De Grange instala rebaja del TAG como prioridad

Contratos bajo lupa

De Grange instala rebaja del TAG como prioridad

Louis de Grange, biministro de Transportes y Obras Públicas, instaló la rebaja del TAG como una prioridad del Gobierno durante una entrevista en Estado Nacional de TVN este domingo 24 de mayo, pero evitó comprometer plazos para cerrar la negociación con las concesionarias. 

El foco está en los contratos de autopistas urbanas y en el impacto que el cobro electrónico tiene sobre los usuarios frecuentes. La señal importa porque la administración evalúa fórmulas para reducir las tarifas hasta en 30%, sin romper el equilibrio económico del sistema concesionado.

Rebaja prioritaria, pero sin calendario

De Grange tomó el tema en su primera entrevista como biministro y sostuvo que la negociación de los contratos del TAG “es una prioridad”, porque ve espacio para mejorar y optimizar el sistema. Según consignó Bío Bío, el secretario de Estado dijo que continuará las conversaciones iniciadas por su antecesor, Martín Arrau, con concesionarios privados.

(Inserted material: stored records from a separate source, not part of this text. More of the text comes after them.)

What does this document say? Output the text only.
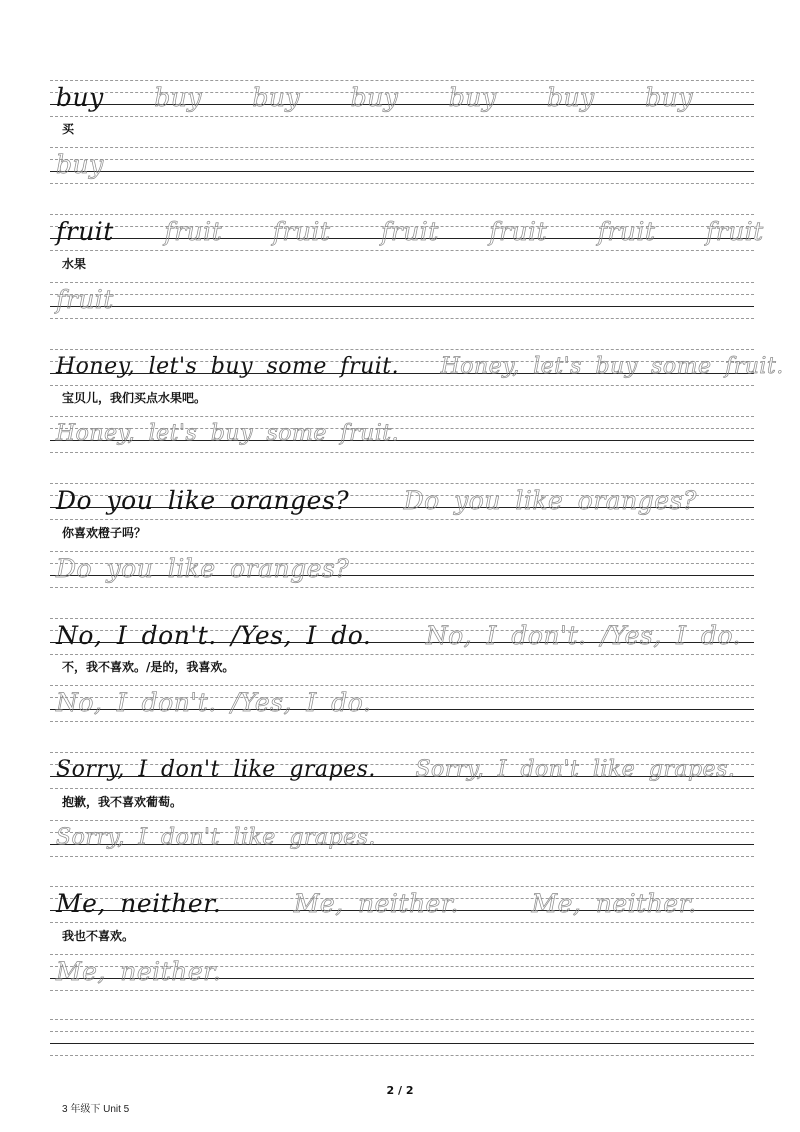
buy buy buy buy buy buy buy
买
buy
fruit fruit fruit fruit fruit fruit fruit
水果
fruit
Honey, let's buy some fruit. Honey, let's buy some fruit.
宝贝儿，我们买点水果吧。
Honey, let's buy some fruit.
Do you like oranges? Do you like oranges?
你喜欢橙子吗？
Do you like oranges?
No, I don't. /Yes, I do. No, I don't. /Yes, I do.
不，我不喜欢。/是的，我喜欢。
No, I don't. /Yes, I do.
Sorry, I don't like grapes. Sorry, I don't like grapes.
抱歉，我不喜欢葡萄。
Sorry, I don't like grapes.
Me, neither.	Me, neither.	Me, neither.
我也不喜欢。
Me, neither.
2 / 2
3 年级下 Unit 5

El punto sensible es que no puso fecha. La rebaja aparece como una señal política relevante para automovilistas, hogares y usuarios intensivos de autopistas, pero todavía sin una fórmula cerrada. Publimicro resumió el escenario en esos términos: prioridad ministerial, pero sin plazos concretos.

El margen está en los contratos

La discusión no pasa solo por bajar una tarifa. Durante la gestión de Arrau, el MOP evaluaba alternativas como modificar los polinomios que fijan los valores o extender los plazos de concesión, con el objetivo de alcanzar una reducción de hasta 30%. Hasta ahora, sin embargo, no hay acuerdo informado.

Esa ingeniería contractual es el corazón del problema. Una rebaja directa puede ser políticamente atractiva, pero el sistema de concesiones descansa en contratos de largo plazo, ingresos proyectados y reglas que inciden en futuras inversiones. Por eso, el debate no se reduce al precio que pagan los usuarios. También toca la credibilidad del modelo concesionado y la capacidad del Estado para renegociar sin abrir un flanco financiero mayor.

Concesionarias quedan bajo observación

El mensaje del nuevo biministro mueve el tablero para las concesionarias. Si el Gobierno logra una rebaja visible, podrá mostrar una señal concreta de alivio en medio del debate por el costo de vida. Si la negociación se dilata, el tema puede convertirse en uno de los primeros test políticos para De Grange en Obras Públicas y Transportes.

El próximo paso será saber si el Ejecutivo traduce la prioridad en una propuesta formal. Ahí se jugará el verdadero alcance de la promesa: una baja acotada y negociada, o una redefinición más profunda de cómo se cobran, actualizan y renegocian las tarifas de las autopistas urbanas.